Here’s how to handle student affection without embarrassment.


Probably everyone who has gone to school has experienced it at one time or another: Butterflies in the belly when you enter the room of that special teacher.

Normally, student crushes are rooted in admiration for a teacher’s attractive style, kindness, and skill in the classroom. And normally, crushes come and go like homework and chapter exams — kids learn what they need to and move on.

But what happens when you are a teacher on the receiving end of a crush that has gone over the top?

Retired Mesa Public Schools sixth-grade teacher Cindy Eckert-Timm dealt with her share of student crushes over the years and urges new teachers to get help with them from more experienced peers.

“It’s a delicate situation, especially if it’s a middle school situation where hormones and attitudes are a free for all,” she says. “These 12-, 13-, and 14-year-olds are still impressionable children, and there is usually a hidden message there.”

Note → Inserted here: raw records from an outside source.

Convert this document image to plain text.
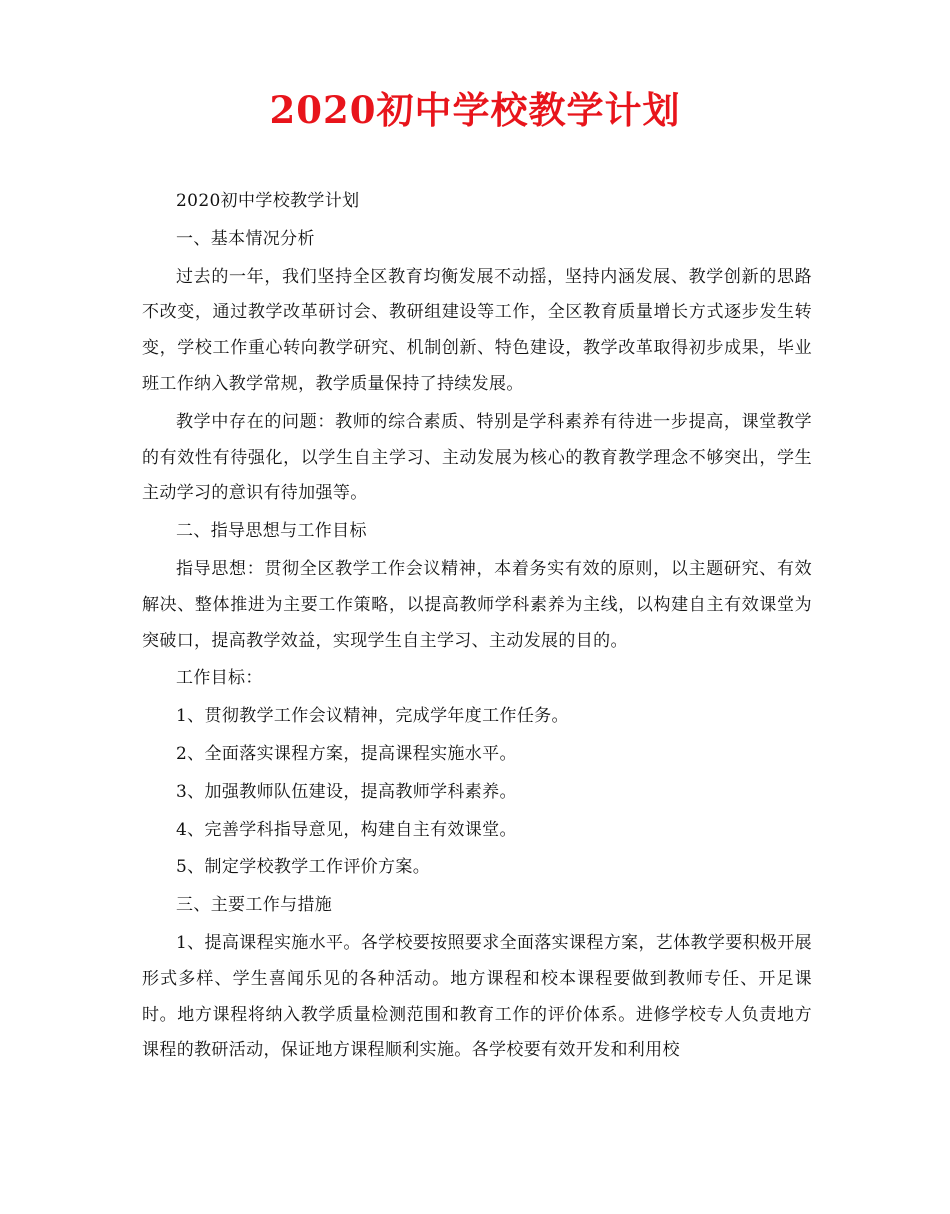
2020初中学校教学计划

2020初中学校教学计划

一、基本情况分析

过去的一年，我们坚持全区教育均衡发展不动摇，坚持内涵发展、教学创新的思路不改变，通过教学改革研讨会、教研组建设等工作，全区教育质量增长方式逐步发生转变，学校工作重心转向教学研究、机制创新、特色建设，教学改革取得初步成果，毕业班工作纳入教学常规，教学质量保持了持续发展。

教学中存在的问题：教师的综合素质、特别是学科素养有待进一步提高，课堂教学的有效性有待强化，以学生自主学习、主动发展为核心的教育教学理念不够突出，学生主动学习的意识有待加强等。

二、指导思想与工作目标

指导思想：贯彻全区教学工作会议精神，本着务实有效的原则，以主题研究、有效解决、整体推进为主要工作策略，以提高教师学科素养为主线，以构建自主有效课堂为突破口，提高教学效益，实现学生自主学习、主动发展的目的。

工作目标：

1、贯彻教学工作会议精神，完成学年度工作任务。

2、全面落实课程方案，提高课程实施水平。

3、加强教师队伍建设，提高教师学科素养。

4、完善学科指导意见，构建自主有效课堂。

5、制定学校教学工作评价方案。

三、主要工作与措施

1、提高课程实施水平。各学校要按照要求全面落实课程方案，艺体教学要积极开展形式多样、学生喜闻乐见的各种活动。地方课程和校本课程要做到教师专任、开足课时。地方课程将纳入教学质量检测范围和教育工作的评价体系。进修学校专人负责地方课程的教研活动，保证地方课程顺利实施。各学校要有效开发和利用校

Eckert-Timm, who was a Rodel Foundation Exemplary Teacher, recalls one awkward boy who followed her around the classroom like he was love sick. When she pulled him aside and quietly asked him about it, he said he wanted to be close to her because he wasn’t popular.

He wanted to figure out “how I could be so comfortable in from of the entire class,” she says. “He told me he wanted to be just like me so he could also have a ton of friends.”

Crushes in high school can be even more complex. Here are tips for cooling things down and keeping everyone comfortable.

  1. Remember you are the teacher, never a student’s personal friend.

  2. Be fair. If you banter with one student, banter with all of them.

  3. Avoid using slang and popular terms with students. You are their role model, not their peer.

  4. Model politeness and professionalism and expect it from your students.

  5. If a student does get too familiar, remind the teen that you are their teacher. And immediately report the behavior to your mentor or supervisor.